It's a good thing this soup tastes so good. Slicing, seeding and peeling a pumpkin is no small task. I'm not gonna lie. It's a royal pain in the patooty. At one point, as I was covered in sticky, orange strings and nursing a minor knife cut on my finger, I considered throwing in the towel and ordering pizza.
I'm so glad I didn't.
Earlier in the week, my mom mailed me a handmade book of pumpkin recipes from an old Victoria magazine. She's so good at "snail mail" and often sends me homemade cards and little surprises, just because. I had a couple of pumpkins on hand from our CSA, Great Country Farms, so it was the perfect time to try out several pumpkin recipes.
I made a few recipes, including sweet and spicy toasted pumpkin seeds and a vegetarian chili with chunks of pumpkin. Hands down, though, my favorite recipe was this pumpkin soup.
Once you get past the nasty peeling, seeding and slicing bit, the soup really is pretty simple. You start by finely chopping the base flavors -- lots and lots of shallots and leeks. These wonderfully mild onion-cousins (yes, I made that up...) are added to a large, heavy-bottomed pot with a few tablespoons of butter. Sounds good already, right?
After the shallots and leeks have softened in the butter, add vegetable stock and then...forget about it. Well, sort of. The pumpkin simmers in the stock for about half an hour until it softens. You'll just need to stir it a few times. When the pumpkin is soft, toss it all into a blender to puree. Better yet, if you have an immersion blender, you can puree it directly in the pot.

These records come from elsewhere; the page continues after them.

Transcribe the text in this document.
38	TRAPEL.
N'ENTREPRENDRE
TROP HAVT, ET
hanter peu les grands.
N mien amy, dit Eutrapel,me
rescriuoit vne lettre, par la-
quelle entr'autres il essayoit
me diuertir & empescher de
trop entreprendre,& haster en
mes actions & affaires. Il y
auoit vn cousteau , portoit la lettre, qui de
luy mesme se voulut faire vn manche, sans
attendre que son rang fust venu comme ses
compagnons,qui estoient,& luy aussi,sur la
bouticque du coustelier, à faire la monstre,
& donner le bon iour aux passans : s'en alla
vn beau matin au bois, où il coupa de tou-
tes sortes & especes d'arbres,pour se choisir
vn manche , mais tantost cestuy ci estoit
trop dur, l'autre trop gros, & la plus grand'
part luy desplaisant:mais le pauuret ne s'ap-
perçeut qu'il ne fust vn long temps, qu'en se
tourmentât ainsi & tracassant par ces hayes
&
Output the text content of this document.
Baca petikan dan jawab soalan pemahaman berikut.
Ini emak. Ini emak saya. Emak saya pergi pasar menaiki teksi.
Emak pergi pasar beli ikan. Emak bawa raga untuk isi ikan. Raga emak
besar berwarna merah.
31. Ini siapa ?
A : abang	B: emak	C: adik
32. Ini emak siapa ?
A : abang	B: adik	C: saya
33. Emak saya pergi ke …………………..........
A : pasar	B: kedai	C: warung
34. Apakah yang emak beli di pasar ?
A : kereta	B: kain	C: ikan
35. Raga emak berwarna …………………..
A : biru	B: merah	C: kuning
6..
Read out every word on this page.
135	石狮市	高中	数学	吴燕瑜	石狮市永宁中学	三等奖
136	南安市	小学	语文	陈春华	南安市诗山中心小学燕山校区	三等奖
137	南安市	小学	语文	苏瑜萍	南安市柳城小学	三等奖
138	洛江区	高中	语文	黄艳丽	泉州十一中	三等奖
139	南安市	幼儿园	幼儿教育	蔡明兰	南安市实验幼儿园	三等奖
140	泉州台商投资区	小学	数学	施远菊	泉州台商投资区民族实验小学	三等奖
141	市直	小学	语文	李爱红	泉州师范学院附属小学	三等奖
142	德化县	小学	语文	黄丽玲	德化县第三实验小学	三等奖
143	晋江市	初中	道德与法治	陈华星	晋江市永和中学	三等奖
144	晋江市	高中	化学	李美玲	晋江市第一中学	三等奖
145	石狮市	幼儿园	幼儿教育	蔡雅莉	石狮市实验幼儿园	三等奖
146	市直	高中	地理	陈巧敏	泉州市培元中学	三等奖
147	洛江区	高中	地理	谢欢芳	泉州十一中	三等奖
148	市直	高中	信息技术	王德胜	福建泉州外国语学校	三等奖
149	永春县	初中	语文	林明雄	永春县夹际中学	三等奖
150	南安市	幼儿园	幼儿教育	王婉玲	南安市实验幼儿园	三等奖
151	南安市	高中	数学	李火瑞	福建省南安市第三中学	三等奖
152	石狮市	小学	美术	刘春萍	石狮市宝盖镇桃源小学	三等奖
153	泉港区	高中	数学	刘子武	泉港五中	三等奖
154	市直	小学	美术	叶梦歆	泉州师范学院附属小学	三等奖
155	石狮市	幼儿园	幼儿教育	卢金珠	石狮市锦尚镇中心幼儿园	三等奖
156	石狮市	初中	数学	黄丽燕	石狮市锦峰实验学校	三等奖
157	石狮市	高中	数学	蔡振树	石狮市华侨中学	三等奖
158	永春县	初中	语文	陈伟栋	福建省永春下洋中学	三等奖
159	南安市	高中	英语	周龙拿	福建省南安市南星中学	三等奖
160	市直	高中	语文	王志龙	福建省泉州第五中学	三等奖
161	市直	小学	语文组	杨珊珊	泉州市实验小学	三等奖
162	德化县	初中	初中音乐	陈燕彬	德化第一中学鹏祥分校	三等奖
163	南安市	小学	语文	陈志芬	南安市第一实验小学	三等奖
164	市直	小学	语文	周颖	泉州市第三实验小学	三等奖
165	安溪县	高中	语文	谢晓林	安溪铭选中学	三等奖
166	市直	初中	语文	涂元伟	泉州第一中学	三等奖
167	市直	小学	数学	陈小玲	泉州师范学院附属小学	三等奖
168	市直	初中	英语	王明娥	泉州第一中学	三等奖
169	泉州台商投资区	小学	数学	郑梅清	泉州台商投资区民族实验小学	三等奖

If you stopped there, you'd have a deliciously simple soup. The recipe calls for adding a fancy shmancy wild mushroom garnish and an apple cider reduction. I'm not a huge fan of wild mushrooms, so I made my garnish with crimini (baby portobello) mushrooms. The cider reduction, mixed with cream, was fine, but I think not really necessary. The cooked mushrooms added some nice textural contrast, but could be left out as well. Whether you decide to go fancy shmancy or not, I think you'll really enjoy this velvety fall soup.